To successfully run the project, the following Python packages need to be installed:
captum==0.6.0
libclang==16.0.6
numpy==1.26.3
pandas==2.2.0
scikit_learn==1.3.2
tokenizers==0.15.1
torch==2.1.0
tqdm==4.66.1
transformers==4.34.0
The dataset (big_vul) is provided by Fan et al.

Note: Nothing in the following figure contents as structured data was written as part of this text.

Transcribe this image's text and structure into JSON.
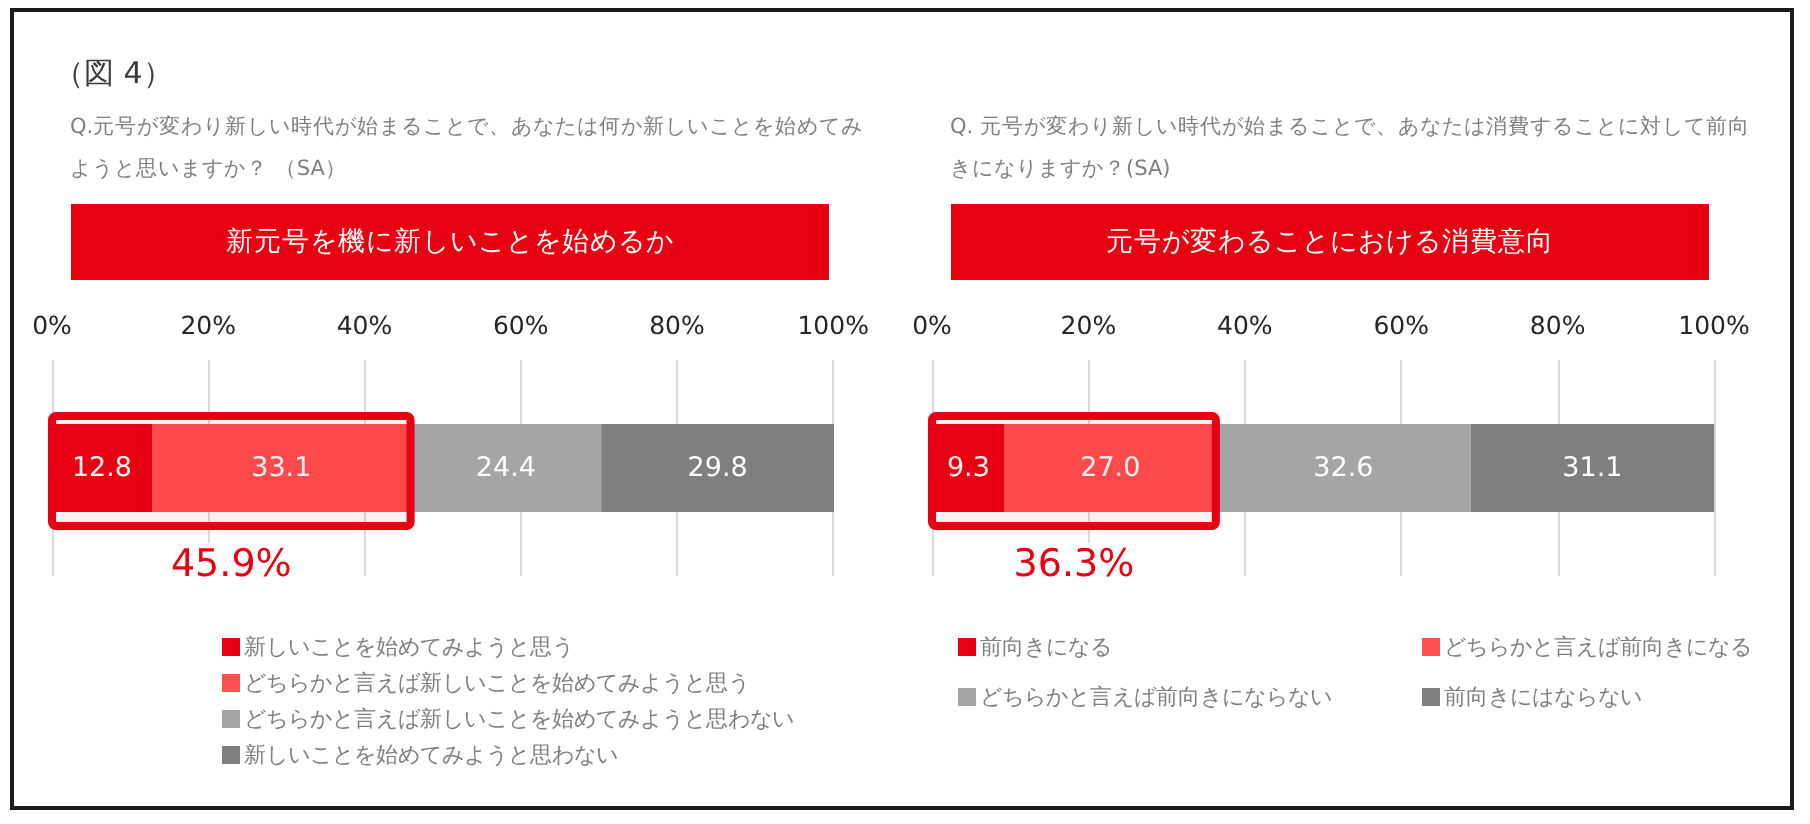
{
  "chart_data": [
    {
      "type": "bar",
      "orientation": "horizontal",
      "stacked": true,
      "title": "新元号を機に新しいことを始めるか",
      "subtitle": "Q.元号が変わり新しい時代が始まることで、あなたは何か新しいことを始めてみようと思いますか？ （SA）",
      "annotations": [
        "（図 4）"
      ],
      "categories": [
        null
      ],
      "series": [
        {
          "name": "新しいことを始めてみようと思う",
          "color": "#e60012",
          "values": [
            12.8
          ]
        },
        {
          "name": "どちらかと言えば新しいことを始めてみようと思う",
          "color": "#ff4f4f",
          "values": [
            33.1
          ]
        },
        {
          "name": "どちらかと言えば新しいことを始めてみようと思わない",
          "color": "#a5a5a5",
          "values": [
            24.4
          ]
        },
        {
          "name": "新しいことを始めてみようと思わない",
          "color": "#7f7f7f",
          "values": [
            29.8
          ]
        }
      ],
      "bands": [
        {
          "axis": "x",
          "from": 0,
          "to": 45.9,
          "label": "45.9%",
          "color": "#e60012"
        }
      ],
      "data_labels": true,
      "xlim": [
        0,
        100.1
      ],
      "xticks": [
        {
          "value": 0,
          "label": "0%"
        },
        {
          "value": 20,
          "label": "20%"
        },
        {
          "value": 40,
          "label": "40%"
        },
        {
          "value": 60,
          "label": "60%"
        },
        {
          "value": 80,
          "label": "80%"
        },
        {
          "value": 100,
          "label": "100%"
        }
      ],
      "grid": "x",
      "legend": "bottom"
    },
    {
      "type": "bar",
      "orientation": "horizontal",
      "stacked": true,
      "title": "元号が変わることにおける消費意向",
      "subtitle": "Q. 元号が変わり新しい時代が始まることで、あなたは消費することに対して前向きになりますか？(SA)",
      "categories": [
        null
      ],
      "series": [
        {
          "name": "前向きになる",
          "color": "#e60012",
          "values": [
            9.3
          ],
          "value_labels": [
            "9.3"
          ]
        },
        {
          "name": "どちらかと言えば前向きになる",
          "color": "#ff4f4f",
          "values": [
            27.0
          ],
          "value_labels": [
            "27.0"
          ]
        },
        {
          "name": "どちらかと言えば前向きにならない",
          "color": "#a5a5a5",
          "values": [
            32.6
          ],
          "value_labels": [
            "32.6"
          ]
        },
        {
          "name": "前向きにはならない",
          "color": "#7f7f7f",
          "values": [
            31.1
          ],
          "value_labels": [
            "31.1"
          ]
        }
      ],
      "bands": [
        {
          "axis": "x",
          "from": 0,
          "to": 36.3,
          "label": "36.3%",
          "color": "#e60012"
        }
      ],
      "xlim": [
        0,
        100
      ],
      "xticks": [
        {
          "value": 0,
          "label": "0%"
        },
        {
          "value": 20,
          "label": "20%"
        },
        {
          "value": 40,
          "label": "40%"
        },
        {
          "value": 60,
          "label": "60%"
        },
        {
          "value": 80,
          "label": "80%"
        },
        {
          "value": 100,
          "label": "100%"
        }
      ],
      "grid": "x",
      "legend": "bottom"
    }
  ]
}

We focus on the following 3 columns to conduct our experiments:
func_before(str): The original function written in C/C++.target(int): The function-level label that determines whether a function is vulnerable or not.flaw_line_index(str): The labeled index of the vulnerable statement.
| func_before | target | flaw_line_index |
|---|---|---|
| ... | ... | ... |
Training, evaluation, and testing datasets can be downloaded from:
https://drive.google.com/uc?id=1ldXyFvHG41VMrm260cK_JEPYqeb6e6Yw
https://drive.google.com/uc?id=1yggncqivMcP0tzbh8-8Eu02Edwcs44WZ
https://drive.google.com/uc?id=1h0iFJbc5DGXCXXvvR6dru_Dms_b2zW4V
The entire dataset without splitting can be downloaded from:
https://drive.google.com/uc?id=1WqvMoALIbL3V1KNQpGvvTIuc3TL5v5Q8
After downloading, place all data into ./resource/dataset.
(Note that these dataset links are provided by the author of LineVul, which is an important transformer-based vulnerability detection method and also serves as a crucial baseline for our research.)
The pre-trained model, using the proposed Masked Statement Prediction (MSP) method, can be downloaded from the following link:
https://drive.google.com/file/d/1frZLAmB2F0z1LLEwjVmoAtqKlPMg13uR/view?usp=sharing
After downloading, put the model into ./resource/staged-models.
The pre-trained model fine-tuned on the BigVul dataset can be downloaded from the links below:
- Coarse-grained model:
https://drive.google.com/file/d/1Q4_jjXQydP5oyHsLAWnkhlvEcFjVu4fj/view?usp=sharing
- Fine-grained model:
https://drive.google.com/file/d/1jidokf-f8KOLPleWJSd6qLY_TeqmGPKP/view?usp=sharing
Entry/StagedBert_vul.py and Entry/StagedBert_line_vul.py are the entry files for coarse-grained and fine-grained training, respectively. Please run these files to reproduce the results presented in our reports.